2) Because liberalism claims to oppose the authoritarianism of the state, liberals automatically equate the absence of liberalism with authoritarianism. If it were not for liberal principles, they believe, we would be suffering at this moment under some unimaginably totalitarian dystopian illiberal regime. Conversely, they equate all manifestations of state authoritarianism immediately with a relapse to some rival, more primitive illiberal political system. When the state cracks down, they assume that it must be because of Nazism or whatever. I unreservedly accept that comparisons like these serve an important polemical purpose. They highlight the hypocrisy of our rulers and that really hurts, or they wouldn’t expend so much effort to discourage people from arguing in this way. Nevertheless, I think these arguments are incorrect analytically. As we learned during Covid, even liberal systems are capable of overt authoritarian interventions in the most personal and intimate areas of our lives.

3) The objective perspective becomes very important here. Subjectively and from within liberal ideology, it is tempting to argue that self-described liberal polities must not be liberal whenever they produce illiberal results. Society, however, is very complex, and we must be open to the possibility that even liberal systems can lead to authoritarian or illiberal places, despite or even because of the best liberal intentions of everyone involved. If we shrug off these unwelcome outcomes with “real communism has never been tried”-style dismissals, we risk blinding ourselves to how liberalism functions in reality. Liberalism, for example, is a fundamentally oppositional ideology. It is always arrayed against real or imagined ideological enemies.
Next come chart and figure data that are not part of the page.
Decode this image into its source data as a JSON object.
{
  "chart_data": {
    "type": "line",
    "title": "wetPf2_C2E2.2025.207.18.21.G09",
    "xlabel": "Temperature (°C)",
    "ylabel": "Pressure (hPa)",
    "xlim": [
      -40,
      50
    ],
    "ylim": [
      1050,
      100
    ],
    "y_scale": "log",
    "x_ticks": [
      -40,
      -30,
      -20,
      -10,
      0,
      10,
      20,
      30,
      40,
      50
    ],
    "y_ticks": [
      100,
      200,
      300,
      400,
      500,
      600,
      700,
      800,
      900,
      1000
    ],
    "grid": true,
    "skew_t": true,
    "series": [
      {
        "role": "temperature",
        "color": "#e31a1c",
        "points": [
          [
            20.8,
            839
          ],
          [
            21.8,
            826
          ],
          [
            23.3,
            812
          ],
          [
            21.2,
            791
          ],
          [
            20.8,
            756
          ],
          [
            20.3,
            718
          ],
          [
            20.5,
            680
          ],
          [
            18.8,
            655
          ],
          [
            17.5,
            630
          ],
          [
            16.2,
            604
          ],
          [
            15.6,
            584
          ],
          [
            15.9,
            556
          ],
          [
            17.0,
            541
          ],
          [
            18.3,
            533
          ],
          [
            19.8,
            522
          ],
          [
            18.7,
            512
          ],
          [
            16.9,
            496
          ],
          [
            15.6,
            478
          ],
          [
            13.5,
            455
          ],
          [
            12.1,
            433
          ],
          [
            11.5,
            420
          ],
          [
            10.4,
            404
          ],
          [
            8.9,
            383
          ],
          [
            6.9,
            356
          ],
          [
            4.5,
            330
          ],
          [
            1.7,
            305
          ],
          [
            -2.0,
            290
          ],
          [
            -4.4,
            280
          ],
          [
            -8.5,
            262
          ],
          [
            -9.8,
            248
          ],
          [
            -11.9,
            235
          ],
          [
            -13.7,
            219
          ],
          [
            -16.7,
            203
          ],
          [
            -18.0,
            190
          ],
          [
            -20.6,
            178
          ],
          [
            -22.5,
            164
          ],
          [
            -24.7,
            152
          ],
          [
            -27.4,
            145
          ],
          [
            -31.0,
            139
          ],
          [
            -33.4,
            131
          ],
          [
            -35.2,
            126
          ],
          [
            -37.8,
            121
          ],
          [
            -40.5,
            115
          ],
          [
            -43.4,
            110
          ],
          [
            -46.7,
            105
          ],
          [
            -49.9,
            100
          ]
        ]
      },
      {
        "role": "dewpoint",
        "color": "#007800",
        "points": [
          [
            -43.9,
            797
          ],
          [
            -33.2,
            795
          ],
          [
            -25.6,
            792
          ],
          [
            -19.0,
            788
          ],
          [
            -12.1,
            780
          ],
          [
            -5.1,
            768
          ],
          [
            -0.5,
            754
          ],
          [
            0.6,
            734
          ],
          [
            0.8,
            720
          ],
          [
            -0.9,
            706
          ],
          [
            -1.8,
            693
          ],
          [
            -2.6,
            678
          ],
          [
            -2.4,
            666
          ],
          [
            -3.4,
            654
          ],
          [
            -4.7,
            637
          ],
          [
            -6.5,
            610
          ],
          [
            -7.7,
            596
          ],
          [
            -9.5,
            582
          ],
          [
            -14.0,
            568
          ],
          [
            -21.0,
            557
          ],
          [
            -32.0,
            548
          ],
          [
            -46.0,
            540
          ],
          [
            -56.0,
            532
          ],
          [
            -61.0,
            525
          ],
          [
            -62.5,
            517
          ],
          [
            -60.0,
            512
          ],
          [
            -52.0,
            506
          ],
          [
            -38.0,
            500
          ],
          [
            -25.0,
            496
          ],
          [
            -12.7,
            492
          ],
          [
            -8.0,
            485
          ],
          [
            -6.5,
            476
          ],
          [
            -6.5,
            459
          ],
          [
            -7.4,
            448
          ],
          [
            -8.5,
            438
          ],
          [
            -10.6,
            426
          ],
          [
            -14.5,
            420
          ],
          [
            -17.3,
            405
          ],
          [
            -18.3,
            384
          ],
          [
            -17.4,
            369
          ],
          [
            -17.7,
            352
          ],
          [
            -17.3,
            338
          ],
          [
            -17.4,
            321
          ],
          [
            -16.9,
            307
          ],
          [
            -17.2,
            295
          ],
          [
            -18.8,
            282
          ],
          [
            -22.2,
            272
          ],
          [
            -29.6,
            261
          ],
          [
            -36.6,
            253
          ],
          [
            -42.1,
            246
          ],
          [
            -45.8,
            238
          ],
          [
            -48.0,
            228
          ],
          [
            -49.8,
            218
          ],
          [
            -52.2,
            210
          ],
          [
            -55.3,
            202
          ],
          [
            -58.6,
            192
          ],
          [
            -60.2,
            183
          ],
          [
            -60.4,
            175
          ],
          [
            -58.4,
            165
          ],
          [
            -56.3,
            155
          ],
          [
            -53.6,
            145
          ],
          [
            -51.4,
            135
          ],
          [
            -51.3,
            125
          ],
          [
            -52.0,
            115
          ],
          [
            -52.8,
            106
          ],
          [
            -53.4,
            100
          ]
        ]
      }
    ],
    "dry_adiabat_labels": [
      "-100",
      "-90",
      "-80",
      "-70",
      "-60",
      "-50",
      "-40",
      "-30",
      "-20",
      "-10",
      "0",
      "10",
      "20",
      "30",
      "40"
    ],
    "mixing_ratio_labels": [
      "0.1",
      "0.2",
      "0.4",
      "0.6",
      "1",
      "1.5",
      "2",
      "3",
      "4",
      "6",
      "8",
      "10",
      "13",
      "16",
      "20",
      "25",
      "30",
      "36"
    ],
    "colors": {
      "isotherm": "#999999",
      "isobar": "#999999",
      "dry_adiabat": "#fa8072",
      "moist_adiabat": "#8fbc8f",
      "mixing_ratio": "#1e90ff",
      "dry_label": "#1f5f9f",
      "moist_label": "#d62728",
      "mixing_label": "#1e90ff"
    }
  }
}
A lot of present German political authoritarianism is baked into our 1949 Basic Law, which establishes this Orwellian monstrosity we call “defensive democracy” full of mechanisms that our founders hoped would prevent illiberal communist and illiberal fascist subversion. This is why we have the Federal Office for the Protection of the Constitution, and it is why a great part of the political debate in the my country is consumed with weird histrionics about which political positions should be legally and socially acceptable in the first place. Positive-rights liberalism is even more authoritarian, as it commits itself to guaranteeing specific social outcomes. Recognising ever more arcane political rights, like the right to survive a viral infection, causes very unsettling illiberal outcomes, which however derive directly from (positive) liberal premises.

4) We should not, however, overestimate the influence of ideology. Human civilisations, always and everywhere, exhibit clear hierarchical features, and in all of them political power invariably accrues to a confined oligarchy, whatever ideological beliefs anybody espouses. This is as true of dictatorships as it is of liberal democracies. In the former, power is not in fact exercised by a single strong man, but is actually wielded by an entire elite class, whom the dictator merely represents in public and to outsiders. In the latter, the people are not in fact sovereign, as oligarchic rule quickly adapts to overcome the minor obstacles posed by such things as elections and the rule of law. Liberal ideology does exercise an influence on politics, but this influence is far subtler and also much stranger than its proponents allow. I hope, someday soon, to write a book about this.